Cet ouvrage, d’une certaine manière, prend l’allure d’une autocritique, non pas des auteurs eux-mêmes, mais du camp dans lequel ils se situent. Il s’agit alors de comprendre comment la montée des courants islamistes influence – et menace – une intégration sereine des musulmans dans les pays d’immigration, en particulier le Québec. Pour ce faire, un détour est nécessaire : une première partie du livre se concentre donc sur les fondements historiques du rapport particulier entre religion et politique dans les sociétés musulmanes. L’institution du califat et le mythe que celui-ci a engendré dans l’imaginaire musulman font l’objet de deux premiers chapitres. L’opération proposée est celle d’une démystification, menée sans animosité et en se référant aux connaissances scientifiques accessibles aujourd’hui. La partie suivante, qui comprend quatre chapitres, s’intéresse au salafisme dans ses manifestations contemporaines. Des repères historiques permettent de prendre toute la mesure des transformations majeures auxquelles ont été soumises les sociétés arabo-musulmanes dans le courant du XXe siècle et début XXIe siècle. Le contraste qui émerge oppose la pluralité des versions locales et traditionnelles de l’islam, adaptées à leur contexte socioculturel, par rapport à la nouvelle homogénéisation intransigeante de l’islamisme, qui s’impose par le biais d’une lecture littéraliste et intemporelle du Coran et des Hadiths, et ce, dans la volonté de réaliser l’utopie d’un retour à des origines fantasmées. Émerge alors la difficile question du rapport de l’islam à la modernité et aux enjeux que celle-ci pose, dans les pays musulmans avant même que dans les sociétés occidentales d’accueil. La dernière partie du livre, composée de trois chapitres, s’intéresse à la situation au Québec : le rapport que celui-ci entretient avec la religion ; la montée des tensions à partir de la difficile réception des accommodements raisonnables, apparus en 1985 ; quelques cas spécifiques tirés de l’actualité plus récente. On termine avec une chronologie de l’islam et du califat, et un glossaire des termes arabes.
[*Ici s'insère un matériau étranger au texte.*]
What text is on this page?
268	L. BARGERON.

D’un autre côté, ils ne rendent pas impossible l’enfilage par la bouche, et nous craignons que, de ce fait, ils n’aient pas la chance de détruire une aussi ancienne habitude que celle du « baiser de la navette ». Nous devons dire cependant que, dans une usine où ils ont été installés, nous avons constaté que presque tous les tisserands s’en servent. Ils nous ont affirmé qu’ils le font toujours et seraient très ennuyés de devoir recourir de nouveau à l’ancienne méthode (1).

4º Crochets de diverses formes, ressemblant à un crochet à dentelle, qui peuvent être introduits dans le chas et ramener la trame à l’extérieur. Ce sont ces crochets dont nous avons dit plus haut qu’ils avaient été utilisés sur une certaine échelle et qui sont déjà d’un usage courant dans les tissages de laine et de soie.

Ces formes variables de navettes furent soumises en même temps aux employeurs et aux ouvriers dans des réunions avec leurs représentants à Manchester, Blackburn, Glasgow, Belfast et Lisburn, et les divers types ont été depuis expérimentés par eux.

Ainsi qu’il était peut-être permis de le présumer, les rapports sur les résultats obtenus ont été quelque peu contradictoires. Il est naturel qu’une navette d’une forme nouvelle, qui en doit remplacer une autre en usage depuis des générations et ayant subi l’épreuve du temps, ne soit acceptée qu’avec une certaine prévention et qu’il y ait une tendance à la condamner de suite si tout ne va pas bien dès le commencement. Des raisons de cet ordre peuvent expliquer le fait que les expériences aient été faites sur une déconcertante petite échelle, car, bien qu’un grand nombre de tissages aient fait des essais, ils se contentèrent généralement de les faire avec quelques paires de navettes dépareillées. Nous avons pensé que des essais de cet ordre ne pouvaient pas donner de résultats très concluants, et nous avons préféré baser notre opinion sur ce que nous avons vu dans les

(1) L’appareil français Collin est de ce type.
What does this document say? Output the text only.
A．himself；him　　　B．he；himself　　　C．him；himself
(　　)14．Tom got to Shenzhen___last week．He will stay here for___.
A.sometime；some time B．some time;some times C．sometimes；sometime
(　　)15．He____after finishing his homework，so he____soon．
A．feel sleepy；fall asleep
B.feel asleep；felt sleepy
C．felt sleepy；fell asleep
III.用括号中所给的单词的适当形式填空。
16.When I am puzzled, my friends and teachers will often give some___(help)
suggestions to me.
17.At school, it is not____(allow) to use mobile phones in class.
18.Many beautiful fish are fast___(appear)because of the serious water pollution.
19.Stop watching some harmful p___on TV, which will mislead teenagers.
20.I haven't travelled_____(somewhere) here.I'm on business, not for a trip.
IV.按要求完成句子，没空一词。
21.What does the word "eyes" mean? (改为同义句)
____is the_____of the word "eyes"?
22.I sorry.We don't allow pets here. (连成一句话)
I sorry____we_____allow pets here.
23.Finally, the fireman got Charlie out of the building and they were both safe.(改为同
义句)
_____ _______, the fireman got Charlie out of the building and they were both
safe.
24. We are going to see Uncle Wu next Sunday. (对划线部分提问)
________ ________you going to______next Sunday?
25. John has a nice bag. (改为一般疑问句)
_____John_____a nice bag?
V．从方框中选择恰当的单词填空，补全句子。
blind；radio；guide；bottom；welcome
Tout au long de cet essai, les auteurs se caractérisent par une attitude qui combine une parrhésie désarmante, à laquelle on n’est plus habitué et qui les exposera sans doute à toutes sortes d’accusations, et une finesse, tout en nuances, dans l’analyse des causes et des tensions de la situation actuelle. Indépendamment des positions – loin des extrêmes, quoi qu’il en soit – prises sur les différents cas d’actualité, la contribution la plus précieuse de l’essai réside précisément en l’attitude dialectique, qui tient compte des motivations profondes de toutes les parties impliquées sans se limiter aux caricatures ou aux procès d’intention si courants dans la polémique actuelle. Antonius et Belaidi nous proposent un essai très accessible, mais où chaque mot est savamment pesé, un livre courageux et nécessaire.